Of course the stakes in Salem were not as high, but to Walker and Ackerman the threat of a $172 million hole in the health services budget was a threat that mandated immediate action. Unfortunately for their aims, their solution--a push for a special session--resulted in but a single additional vote, and the proposal went over like a leaden dirigible. The response from Karen Minnis and the Republicans of the House was expected; funding social services is just about the last possible thing they're interested in discussing as a priority. But what may have been a little surprising was the dismissiveness with which other Democrats treated the proposal:

Sen. Floyd Prozanski, D-Eugene, voted against the special session. He said it appeared that the proponents didn't fully consider how the law worked. The law requires the session to be held within five days after an affirmative vote.

"I don't know that the requesters understood this fully," he said.

Senate President Peter Courtney said he still supports a special session - just not in February.

"We just need to get more information and get prepared and go in and get the job done," he said.

Yeowch. It's only speculation as to what John Kerry has up his sleeve in 2008, but we know that Walker's plans include a run for governor this year. Supporters can only hope this was not a political ploy, because you only get excused for them if they work--and if this one were an American Idol contestant, it would have been William Hung only less charming. I'd love to know what Walker's response to fellow Eugenite Prozanski would have been: DID she know that she was calling for a session in the 2nd week of February? Because that was clearly the issue with other Democrats--Courtney is behind the idea of a session, and even preferred one taking place before summer, but agreed that now was simply not workable. Did that flyer not make it into Walker's Salem cubby? She may be wishing that Kitzhaber had given her a face-saving out. You're on your own now, sister!

--TJ

Oregon House one step closer to going Democratic

With House Republican Derrick Kitts leaving his seat in the 30 District to be the Republican sacrifical lamb to David Wu, the Democrats are primed to pick up this seat.

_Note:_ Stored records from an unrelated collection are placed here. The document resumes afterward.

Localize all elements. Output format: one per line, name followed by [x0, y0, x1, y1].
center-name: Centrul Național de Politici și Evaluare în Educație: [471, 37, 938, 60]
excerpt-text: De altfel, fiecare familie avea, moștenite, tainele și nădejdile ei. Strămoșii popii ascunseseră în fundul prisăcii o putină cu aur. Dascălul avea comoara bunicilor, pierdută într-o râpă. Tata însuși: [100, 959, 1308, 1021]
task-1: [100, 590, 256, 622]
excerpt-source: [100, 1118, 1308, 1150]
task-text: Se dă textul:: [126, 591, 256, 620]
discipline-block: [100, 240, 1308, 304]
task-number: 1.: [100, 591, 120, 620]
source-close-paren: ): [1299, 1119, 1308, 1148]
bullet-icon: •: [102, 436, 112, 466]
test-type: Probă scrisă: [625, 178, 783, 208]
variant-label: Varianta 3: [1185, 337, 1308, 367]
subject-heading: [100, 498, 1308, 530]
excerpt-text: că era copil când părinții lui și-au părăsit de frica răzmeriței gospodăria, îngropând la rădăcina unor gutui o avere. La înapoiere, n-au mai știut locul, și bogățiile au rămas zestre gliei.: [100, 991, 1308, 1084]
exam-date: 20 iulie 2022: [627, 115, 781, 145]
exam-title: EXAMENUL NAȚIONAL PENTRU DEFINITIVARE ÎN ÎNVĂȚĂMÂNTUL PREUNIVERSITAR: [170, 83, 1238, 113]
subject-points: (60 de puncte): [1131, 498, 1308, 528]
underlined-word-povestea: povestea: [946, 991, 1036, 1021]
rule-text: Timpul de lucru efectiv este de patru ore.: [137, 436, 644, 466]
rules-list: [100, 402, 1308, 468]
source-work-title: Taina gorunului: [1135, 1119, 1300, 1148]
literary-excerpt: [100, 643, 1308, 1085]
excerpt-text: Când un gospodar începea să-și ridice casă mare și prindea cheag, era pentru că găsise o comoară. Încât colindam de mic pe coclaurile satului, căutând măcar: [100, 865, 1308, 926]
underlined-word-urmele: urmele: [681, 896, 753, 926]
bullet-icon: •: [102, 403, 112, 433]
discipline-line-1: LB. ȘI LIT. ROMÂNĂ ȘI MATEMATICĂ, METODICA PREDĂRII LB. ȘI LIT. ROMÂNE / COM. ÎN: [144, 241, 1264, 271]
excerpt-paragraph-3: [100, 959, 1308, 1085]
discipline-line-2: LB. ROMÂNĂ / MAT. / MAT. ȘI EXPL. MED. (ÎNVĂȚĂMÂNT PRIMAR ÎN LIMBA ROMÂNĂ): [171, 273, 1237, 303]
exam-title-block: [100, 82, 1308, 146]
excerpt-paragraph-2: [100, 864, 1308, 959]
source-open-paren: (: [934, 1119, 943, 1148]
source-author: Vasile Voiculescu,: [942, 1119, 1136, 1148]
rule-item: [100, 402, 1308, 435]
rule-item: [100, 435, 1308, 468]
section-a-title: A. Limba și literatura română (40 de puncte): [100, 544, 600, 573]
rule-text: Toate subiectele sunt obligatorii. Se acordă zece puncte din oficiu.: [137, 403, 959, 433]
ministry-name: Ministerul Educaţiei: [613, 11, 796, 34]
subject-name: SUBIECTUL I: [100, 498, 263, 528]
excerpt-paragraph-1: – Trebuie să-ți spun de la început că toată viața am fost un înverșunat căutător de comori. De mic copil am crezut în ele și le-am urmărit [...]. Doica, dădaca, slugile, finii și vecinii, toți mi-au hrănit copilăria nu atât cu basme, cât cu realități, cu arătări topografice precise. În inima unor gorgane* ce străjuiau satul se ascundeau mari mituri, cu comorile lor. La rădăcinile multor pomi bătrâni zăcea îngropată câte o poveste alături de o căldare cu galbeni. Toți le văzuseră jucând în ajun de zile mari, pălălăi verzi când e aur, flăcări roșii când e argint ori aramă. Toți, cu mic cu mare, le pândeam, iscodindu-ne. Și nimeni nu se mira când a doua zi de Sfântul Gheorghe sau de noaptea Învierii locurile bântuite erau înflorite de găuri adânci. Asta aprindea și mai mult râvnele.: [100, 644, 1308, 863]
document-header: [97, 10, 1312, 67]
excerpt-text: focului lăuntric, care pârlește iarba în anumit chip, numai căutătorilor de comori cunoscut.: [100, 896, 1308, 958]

Community activist David Edwards from Hillsboro has filed for the seat as a Democrat.

David Edwards

Edwards is an entrepreneurial business owner and long time Hillsboro resident. His work in the community is impressive:

*Chair of the Hillsboro 20/20 Vision Task Force which put together the city's action plan for creating jobs, strengthening schools and protecting the enviornment through the year 2020. Parts of the plan include the spanky new Hillsboro Civic Center Plaza,the Mainstreet Madness 3-on-3 Basketball Tournament and expanded hours at the Essential Health Clinic.

*Served on the Hillsboro Unified School District’s Citizens Curriculum Advisory. He was the chief architect of the district’s Character Education Program, which teaches students basic values like honesty, compassion and responsibility.

*Co-chaired the citizens group that successfully promoted the bond measure for Century High School.

Edwards has a masters degree in Public Affairs from U of O. And even managed to get a little legislation experience during that time by working for the Oregon Economic Development Department, where he helped legislators assess the economic impact of proposed laws.

“I’m running for State Representative to help Washington County create more good-paying jobs,” said Edwards, the 39-year-old founder and CEO of a successful market research-based consulting firm. “We can create jobs by strengthening Oregon’s economy, making common-sense investments in our public schools, and reducing the cost of health care. And I intend to address these issues with a bottom-line commitment to what works.”

Finally, something in the Oregon House to look forward to.

Happy Birthday to us!!

Welcome to the first day of what I hope will be many kick ass days on this blog.

I hope Torrid doesn't mind if I speak for him a little here...but if he does..he'll get over it. Heh.